How It Works:

Rowing’s long history dates back to its utility in warfare and transportation in ancient Egypt, Rome and Greece. The earliest known regatta was held in September 1274 in Venice, Italy where gondoliers and boatmen challenged each other in a variety of boats. Rowing as we know it today began to develop as a recreational and competitive sport in the 1700s, with amateur clubs flourishing at the collegiate level in England by the end of the 18th century. One of the most famous rowing regattas in the world, the Oxford-Cambridge Boat Race, was first held in 1829 followed 10 years later by the Henley Royal Regatta.

Rowing in Canada started on the east coast early in the 19th century and spread to the west coast during the next hundred years, with the first race being reported in Halifax Harbour in 1811. Canadian oarsmen from the Maritime Provinces were the first to establish a reputation for excellence. In 1867, a fours crew from Saint John, New Brunswick went to Paris for the International Exposition and won, becoming Canada’s first international sports champions.

Photo: Le Comité olympique canadien

Rowing was to be on the program of the first modern Olympic Games at Athens 1896, but poor weather led to the cancellation of events. The sport made its official Olympic debut four years later at Paris 1900 with events for men only. Women’s rowing first appeared on the Olympic program at Montreal 1976. Rowing has been on the Pan American Games program since the inaugural edition in 1951.

The boats, known as shells, were traditionally made of wood but are now mostly manufactured from synthetic materials such as carbon fibre and plastic.

Men's Eight Rowing



Rowing events are contested by individuals, pairs and crews of four and eight. They are divided into scull events (denoted by an ‘x’) and sweep events (denoted by ‘-‘ for boats without coxswains and ‘+’ for boats with coxswains). In sculling, each rower pulls two oars. In sweeping, each person in the boat pulls one oar.

A lightweight men’s crew will have an average weight of not more than 70kg, with no individual male lightweight rower weighing more than 72.5kg. A lightweight women’s crew will have an average weight of not more than 57kg, with no individual female lightweight rower weighing more than 59kg.

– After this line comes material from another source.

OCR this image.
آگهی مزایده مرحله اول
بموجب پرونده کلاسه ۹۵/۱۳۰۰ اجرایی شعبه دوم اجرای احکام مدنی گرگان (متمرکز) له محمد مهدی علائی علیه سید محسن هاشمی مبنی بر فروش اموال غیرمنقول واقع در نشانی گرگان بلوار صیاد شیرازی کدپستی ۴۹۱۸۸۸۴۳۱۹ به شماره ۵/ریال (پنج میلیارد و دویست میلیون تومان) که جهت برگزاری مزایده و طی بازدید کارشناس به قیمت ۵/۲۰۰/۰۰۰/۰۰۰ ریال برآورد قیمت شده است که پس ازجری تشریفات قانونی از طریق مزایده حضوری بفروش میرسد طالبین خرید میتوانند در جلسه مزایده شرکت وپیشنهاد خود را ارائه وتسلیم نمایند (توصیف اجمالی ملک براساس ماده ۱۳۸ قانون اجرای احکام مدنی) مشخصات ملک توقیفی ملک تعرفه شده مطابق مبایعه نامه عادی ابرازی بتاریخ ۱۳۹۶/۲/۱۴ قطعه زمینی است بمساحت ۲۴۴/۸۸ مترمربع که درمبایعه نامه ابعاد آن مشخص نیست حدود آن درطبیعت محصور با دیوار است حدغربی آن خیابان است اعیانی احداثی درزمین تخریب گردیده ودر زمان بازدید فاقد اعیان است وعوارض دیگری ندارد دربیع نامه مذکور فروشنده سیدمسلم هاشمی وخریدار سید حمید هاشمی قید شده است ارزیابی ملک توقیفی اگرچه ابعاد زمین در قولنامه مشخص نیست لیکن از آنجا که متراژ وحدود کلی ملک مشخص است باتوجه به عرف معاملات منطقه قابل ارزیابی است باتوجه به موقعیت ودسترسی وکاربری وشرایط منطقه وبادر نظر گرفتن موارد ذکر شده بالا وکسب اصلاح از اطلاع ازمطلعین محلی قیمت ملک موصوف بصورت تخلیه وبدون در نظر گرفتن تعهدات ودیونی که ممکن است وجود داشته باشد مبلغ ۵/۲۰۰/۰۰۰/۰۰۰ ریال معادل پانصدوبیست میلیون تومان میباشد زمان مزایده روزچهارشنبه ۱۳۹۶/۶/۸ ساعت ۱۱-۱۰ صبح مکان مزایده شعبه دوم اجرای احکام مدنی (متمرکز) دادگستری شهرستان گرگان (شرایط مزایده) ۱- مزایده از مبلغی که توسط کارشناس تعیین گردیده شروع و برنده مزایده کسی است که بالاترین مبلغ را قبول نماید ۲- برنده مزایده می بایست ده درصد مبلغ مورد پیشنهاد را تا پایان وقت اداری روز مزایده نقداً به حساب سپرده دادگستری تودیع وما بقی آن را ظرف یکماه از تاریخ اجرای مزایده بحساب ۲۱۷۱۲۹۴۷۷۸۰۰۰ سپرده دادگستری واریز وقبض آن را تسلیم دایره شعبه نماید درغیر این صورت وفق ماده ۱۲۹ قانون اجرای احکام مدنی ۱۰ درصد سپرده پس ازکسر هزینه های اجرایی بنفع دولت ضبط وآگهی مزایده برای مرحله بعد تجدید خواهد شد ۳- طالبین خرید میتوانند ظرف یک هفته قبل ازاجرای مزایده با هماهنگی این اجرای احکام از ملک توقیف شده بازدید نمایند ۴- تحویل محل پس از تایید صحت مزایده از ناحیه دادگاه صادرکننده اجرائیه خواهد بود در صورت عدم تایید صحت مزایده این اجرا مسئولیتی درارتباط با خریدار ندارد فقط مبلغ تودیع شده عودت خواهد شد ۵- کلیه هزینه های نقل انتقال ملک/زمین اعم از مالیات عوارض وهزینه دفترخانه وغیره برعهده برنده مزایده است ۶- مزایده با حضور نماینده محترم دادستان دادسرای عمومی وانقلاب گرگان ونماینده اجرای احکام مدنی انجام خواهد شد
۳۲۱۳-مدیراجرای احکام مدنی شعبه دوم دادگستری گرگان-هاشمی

Marnie McBean and Kathleen Heddle

Each race covers a distance of 2000 metres on a six-lane course where each lane is 13.5m wide. Depending on the number of entries, there will be preliminary heats, repechages (the name for a second round of competition which ensures that a boat has two chances to advance from preliminary races to the next round), quarterfinals, semifinals and finals. The “A” final determines the first six places and the “B” final determines seventh through 12th places.